À 66 ans, Ngozi Okonjo-Iweala, qui ne passe jamais inaperçue pour avoir assisté à tous les événements officiels dans ses robes africaines colorées, a précisément pour défi de ressusciter l'OMC, ce qui ne sera possible que par une transformation profonde de ses structures bureaucratiques, mais surtout par l'obtention d'un consensus qui semble aujourd'hui presque impossible : que les États-Unis et la Chine parviennent au consensus essentiel pour s'entendre sur les règles du jeu. Il est clair que la résurgence des nationalismes, à commencer par le plus lacérant à l'heure actuelle, qui est lié à la production et à la commercialisation des vaccins anti-COVID, ne rend pas la tâche plus facile. Cette explosion de nationalismes s'étend à de nombreux autres domaines et produits, notamment technologiques. La grande bataille est menée pour définir les paramètres mêmes qui régiront le commerce mondial au moins pour ce siècle, et les intérêts ne font que s'éloigner. Cette nouvelle conflagration est marquée par la lutte entre les États-Unis et la Chine, dans laquelle, pour l'instant, l'Europe tente de faire tout son possible pour qu'un paradigme multilatéral soit imposé, seul moyen avéré d'empêcher la loi de la jungle de prévaloir et la loi de la jungle du plus fort.  

Okonjo-Iweala, en plus d'une solide formation, forgée notamment à l'université de Harvard à Boston et au Massachusetts Institute of Technology, est connue pour être une chercheuse de consensus et une combattante de la corruption, ce qui lui a valu de nombreux affrontements au Nigeria et même l'enlèvement, par chantage, de sa propre mère, qui avait 82 ans.
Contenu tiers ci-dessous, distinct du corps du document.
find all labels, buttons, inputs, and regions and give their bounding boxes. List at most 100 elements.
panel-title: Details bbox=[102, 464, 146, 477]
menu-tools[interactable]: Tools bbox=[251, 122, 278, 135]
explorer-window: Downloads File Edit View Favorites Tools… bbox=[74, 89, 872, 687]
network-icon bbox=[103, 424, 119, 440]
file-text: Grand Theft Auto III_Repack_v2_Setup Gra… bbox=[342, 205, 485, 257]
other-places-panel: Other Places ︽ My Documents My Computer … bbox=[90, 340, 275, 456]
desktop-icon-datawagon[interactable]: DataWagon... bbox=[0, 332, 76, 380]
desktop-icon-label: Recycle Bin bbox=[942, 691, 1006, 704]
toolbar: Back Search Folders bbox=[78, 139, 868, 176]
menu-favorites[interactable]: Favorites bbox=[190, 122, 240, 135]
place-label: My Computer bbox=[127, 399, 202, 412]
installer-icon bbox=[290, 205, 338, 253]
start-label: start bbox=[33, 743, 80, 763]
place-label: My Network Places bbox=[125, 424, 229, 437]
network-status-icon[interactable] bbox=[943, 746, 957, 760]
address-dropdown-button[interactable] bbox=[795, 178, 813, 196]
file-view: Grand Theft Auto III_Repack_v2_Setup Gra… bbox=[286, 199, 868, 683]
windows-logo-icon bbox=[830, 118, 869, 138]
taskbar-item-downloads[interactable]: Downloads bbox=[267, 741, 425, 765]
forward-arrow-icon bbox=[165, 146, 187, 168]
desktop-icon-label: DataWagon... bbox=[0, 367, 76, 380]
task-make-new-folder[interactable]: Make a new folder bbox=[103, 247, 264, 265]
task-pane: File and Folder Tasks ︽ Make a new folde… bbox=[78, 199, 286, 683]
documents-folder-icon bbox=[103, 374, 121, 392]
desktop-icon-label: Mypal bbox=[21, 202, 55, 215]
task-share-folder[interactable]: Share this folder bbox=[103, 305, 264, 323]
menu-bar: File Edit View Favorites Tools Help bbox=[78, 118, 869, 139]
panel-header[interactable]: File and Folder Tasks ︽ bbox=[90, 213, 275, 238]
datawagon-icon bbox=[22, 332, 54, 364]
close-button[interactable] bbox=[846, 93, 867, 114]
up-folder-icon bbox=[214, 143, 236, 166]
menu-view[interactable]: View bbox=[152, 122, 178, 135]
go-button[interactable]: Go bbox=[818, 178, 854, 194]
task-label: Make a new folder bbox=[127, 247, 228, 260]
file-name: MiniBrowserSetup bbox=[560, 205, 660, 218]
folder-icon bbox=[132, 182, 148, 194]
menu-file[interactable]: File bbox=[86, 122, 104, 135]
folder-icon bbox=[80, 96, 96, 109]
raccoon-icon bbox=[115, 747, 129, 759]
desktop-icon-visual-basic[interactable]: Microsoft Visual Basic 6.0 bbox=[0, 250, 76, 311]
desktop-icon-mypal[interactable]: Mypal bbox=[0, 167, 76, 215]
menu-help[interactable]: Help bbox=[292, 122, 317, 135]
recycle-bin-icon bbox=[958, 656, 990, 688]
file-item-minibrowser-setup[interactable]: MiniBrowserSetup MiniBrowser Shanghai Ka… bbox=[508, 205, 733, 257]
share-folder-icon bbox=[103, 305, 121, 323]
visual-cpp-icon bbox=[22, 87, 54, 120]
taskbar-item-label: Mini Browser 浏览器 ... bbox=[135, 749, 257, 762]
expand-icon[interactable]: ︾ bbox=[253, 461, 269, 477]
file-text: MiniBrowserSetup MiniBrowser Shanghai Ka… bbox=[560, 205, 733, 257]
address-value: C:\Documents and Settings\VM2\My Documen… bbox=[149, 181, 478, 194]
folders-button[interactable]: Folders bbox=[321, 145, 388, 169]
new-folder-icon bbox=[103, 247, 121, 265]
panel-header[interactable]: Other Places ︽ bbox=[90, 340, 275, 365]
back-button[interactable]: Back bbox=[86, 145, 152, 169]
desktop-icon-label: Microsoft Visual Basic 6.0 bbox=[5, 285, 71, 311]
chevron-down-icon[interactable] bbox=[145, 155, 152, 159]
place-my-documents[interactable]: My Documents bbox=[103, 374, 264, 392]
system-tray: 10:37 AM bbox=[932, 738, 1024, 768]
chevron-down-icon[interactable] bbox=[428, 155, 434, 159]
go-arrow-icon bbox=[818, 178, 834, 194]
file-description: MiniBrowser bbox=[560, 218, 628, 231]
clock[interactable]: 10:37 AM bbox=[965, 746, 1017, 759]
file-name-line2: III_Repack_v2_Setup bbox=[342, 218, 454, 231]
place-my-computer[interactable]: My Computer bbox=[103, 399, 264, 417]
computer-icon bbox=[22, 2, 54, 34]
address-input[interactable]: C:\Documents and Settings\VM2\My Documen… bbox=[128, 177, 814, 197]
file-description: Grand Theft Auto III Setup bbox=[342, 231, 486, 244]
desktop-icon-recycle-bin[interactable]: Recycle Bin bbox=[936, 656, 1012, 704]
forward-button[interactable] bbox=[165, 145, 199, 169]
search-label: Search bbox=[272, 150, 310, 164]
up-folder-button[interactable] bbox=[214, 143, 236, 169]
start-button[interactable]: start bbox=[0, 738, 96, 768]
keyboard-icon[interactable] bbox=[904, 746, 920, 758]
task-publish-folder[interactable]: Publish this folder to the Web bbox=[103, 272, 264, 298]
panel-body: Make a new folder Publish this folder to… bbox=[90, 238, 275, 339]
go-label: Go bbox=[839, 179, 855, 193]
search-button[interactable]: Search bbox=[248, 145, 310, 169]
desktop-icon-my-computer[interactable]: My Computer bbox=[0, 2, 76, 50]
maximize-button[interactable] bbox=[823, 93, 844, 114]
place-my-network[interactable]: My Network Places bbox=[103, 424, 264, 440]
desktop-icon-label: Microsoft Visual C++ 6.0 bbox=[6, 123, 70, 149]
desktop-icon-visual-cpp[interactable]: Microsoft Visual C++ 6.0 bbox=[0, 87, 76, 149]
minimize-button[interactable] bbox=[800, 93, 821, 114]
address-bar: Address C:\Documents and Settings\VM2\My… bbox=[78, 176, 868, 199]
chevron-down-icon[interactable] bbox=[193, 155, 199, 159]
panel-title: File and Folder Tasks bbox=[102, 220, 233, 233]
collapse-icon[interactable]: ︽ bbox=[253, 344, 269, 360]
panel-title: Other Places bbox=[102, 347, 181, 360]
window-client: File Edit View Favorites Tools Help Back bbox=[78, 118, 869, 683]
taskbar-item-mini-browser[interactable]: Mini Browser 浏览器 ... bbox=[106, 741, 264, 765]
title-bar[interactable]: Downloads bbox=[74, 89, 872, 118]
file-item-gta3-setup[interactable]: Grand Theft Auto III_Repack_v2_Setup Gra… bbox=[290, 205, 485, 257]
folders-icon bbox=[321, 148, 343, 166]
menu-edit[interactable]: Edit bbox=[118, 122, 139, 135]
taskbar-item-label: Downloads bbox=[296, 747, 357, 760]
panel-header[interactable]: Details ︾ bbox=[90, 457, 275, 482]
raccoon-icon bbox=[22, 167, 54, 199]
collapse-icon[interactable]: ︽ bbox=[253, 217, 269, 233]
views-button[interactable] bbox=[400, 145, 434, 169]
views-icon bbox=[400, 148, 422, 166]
Un chantage auquel elle n'a pas cédé et qui a été résolu avec la libération de la dame, face à l'énorme pression populaire qui était inconditionnellement du côté du Ministre de l'époque.  

Comme il est évident, et même si ce n'est qu'en raison de ses origines, la nouvelle directrice générale de l'OMC aura parmi ses priorités de parvenir à des règles plus équitables afin que les pays moins développés puissent tirer le meilleur parti de leurs productions, et donc éviter les grands déséquilibres du passé, mais aussi du présent, où le remplacement des anciennes métropoles coloniales par d'autres partenaires n'a pas toujours conduit à une plus grande prospérité. En tout cas, le fait que l'Afrique place l'un de ses indigènes les plus instruits peut être le symptôme que beaucoup de choses seront radicalement différentes après la pandémie, après toute la grande catastrophe mondiale du 21ème siècle jusqu'à présent.